Гауптштурмфюрер пошлепал носком сапога по грязи. Последнее время он все чаще и чаще думал о русских, и, может, это стало причиной того, что вдруг гнев застлал ему глаза, перехватил дыхание – Ангел поднял руку со стеком. Если бы ударил хоть раз, то уже бил бы и бил, пока не стало бы легче или не обессилел. И все же остановился в последний момент, заставил себя остановиться.

Эмоции были противопоказаны работникам лагеря, эмоции позволялись дома, а здесь была работа, которую Ангел считал ответственной и деликатной. В лагере надлежало всегда поддерживать порядок. Порядок во всем, начиная с чистоты в газовых камерах и кончая непременно покорным выражением лица всех узников.

Эмоции препятствовали этому порядку, эмоции могли привести к хаосу – Ангел сдержался и опустил стек. Стоял, с интересом глядя на двух военнопленных. Он хотел уже отпустить их, но вспомнил, что такой поступок тоже диктовался бы эмоциями и стал бы выражением некой нездоровой расслабленности. Собственно, следовало бы записать их номера для немедленного отправления в газовые камеры. Ангел уже потянулся за блокнотиком, но не захотел снимать перчатку – дождь хлестал. Он усмехнулся и приказал молодому:

– А ну дай ему понюхать это…

Ангел показал, что и как надо делать, размазывая подметкой сапога вонючую кашицу глины и нечистот.

Молодой военнопленный смотрел на Ангела, будто не понимая, что ему приказывают, – пауза затягивалась, и комендант уже решил записать их номера, как вдруг молодой перевел взгляд на своего седого товарища.

Ангел улыбнулся. Седой опытнее этого парня и понимает, чем все это может кончиться. Стоило ему пошевелиться, сказать хотя бы слово, и их судьба была бы решена.
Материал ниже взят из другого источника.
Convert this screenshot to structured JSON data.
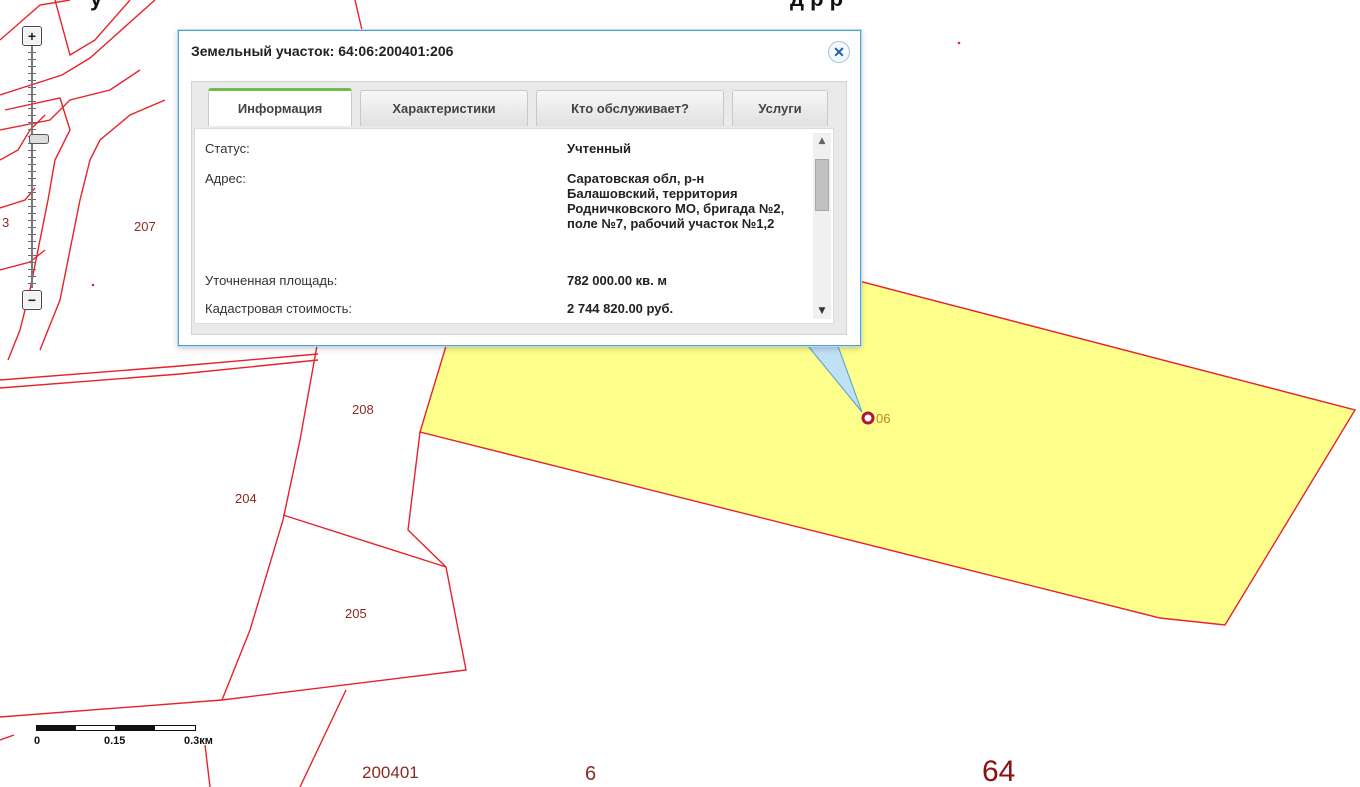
{
  "page": {
    "headline_left": "у",
    "headline_right": "д   р     р"
  },
  "popup": {
    "title": "Земельный участок: 64:06:200401:206",
    "close_icon": "close-icon",
    "tabs": [
      {
        "label": "Информация",
        "active": true
      },
      {
        "label": "Характеристики",
        "active": false
      },
      {
        "label": "Кто обслуживает?",
        "active": false
      },
      {
        "label": "Услуги",
        "active": false
      }
    ],
    "rows": [
      {
        "label": "Статус:",
        "value": "Учтенный"
      },
      {
        "label": "Адрес:",
        "value": "Саратовская обл, р-н Балашовский, территория Родничковского МО, бригада №2, поле №7, рабочий участок №1,2"
      },
      {
        "label": "Уточненная площадь:",
        "value": "782 000.00 кв. м"
      },
      {
        "label": "Кадастровая стоимость:",
        "value": "2 744 820.00 руб."
      }
    ]
  },
  "zoom": {
    "in_label": "+",
    "out_label": "−"
  },
  "scale": {
    "labels": [
      "0",
      "0.15",
      "0.3км"
    ]
  },
  "map": {
    "parcel_labels": [
      "207",
      "208",
      "204",
      "205",
      "06"
    ],
    "quarter_label": "200401",
    "district_label": "6",
    "region_label": "64",
    "left_edge_label": "3",
    "colors": {
      "parcel_outline": "#e8212b",
      "selected_fill": "#ffff8c",
      "label": "#8b2a22",
      "marker": "#b0123a",
      "popup_border": "#4f9fd3",
      "tab_active_accent": "#6cbf4a"
    }
  }
}
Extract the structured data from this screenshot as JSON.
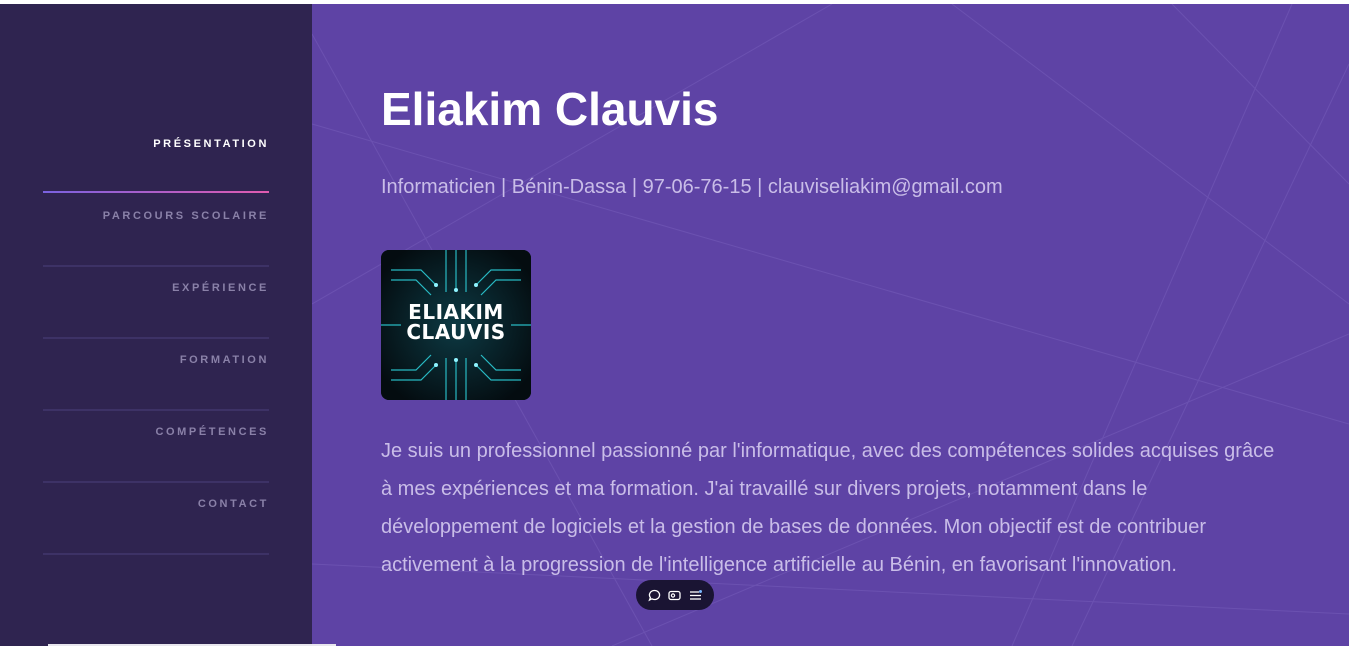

Но седой не сказал ничего, а молодой схватил его за воротник, нагнул так, что тот стал на колени, и стал тыкать лицом в грязь. Раз… и два… Но не очень сильно.

Ангел приказал:

– Сильнее!.. Не жалей его!..

И тогда молодой стал тыкать быстрее, грязь разжижилась, и брызги разлетались вокруг.

– Хватит! – приказал наконец Ангел.

Лица седого не было видно – какое-то месиво из грязи и крови. Он не вытирался, стоял не двигаясь, только тяжело дышал и смотрел пустыми водянистыми глазами.

– А теперь ты его… – указал Ангел на молодого, и седой, не раздумывая, начал тыкать парня в грязь. – Отомсти!

Вдруг ему сделалось противно от этой покорности; подумал, что же двигает этими людьми, грязными, распластанными у его ног, что же двигает ими и почему они послушны? Очевидно, русским на фронте просто везет и, наверно, их скоро остановят. Он сразу утратил интерес к этим двоим. Пошел, уже не обращая внимания на дождь и грязь, – все равно сапоги запачкались…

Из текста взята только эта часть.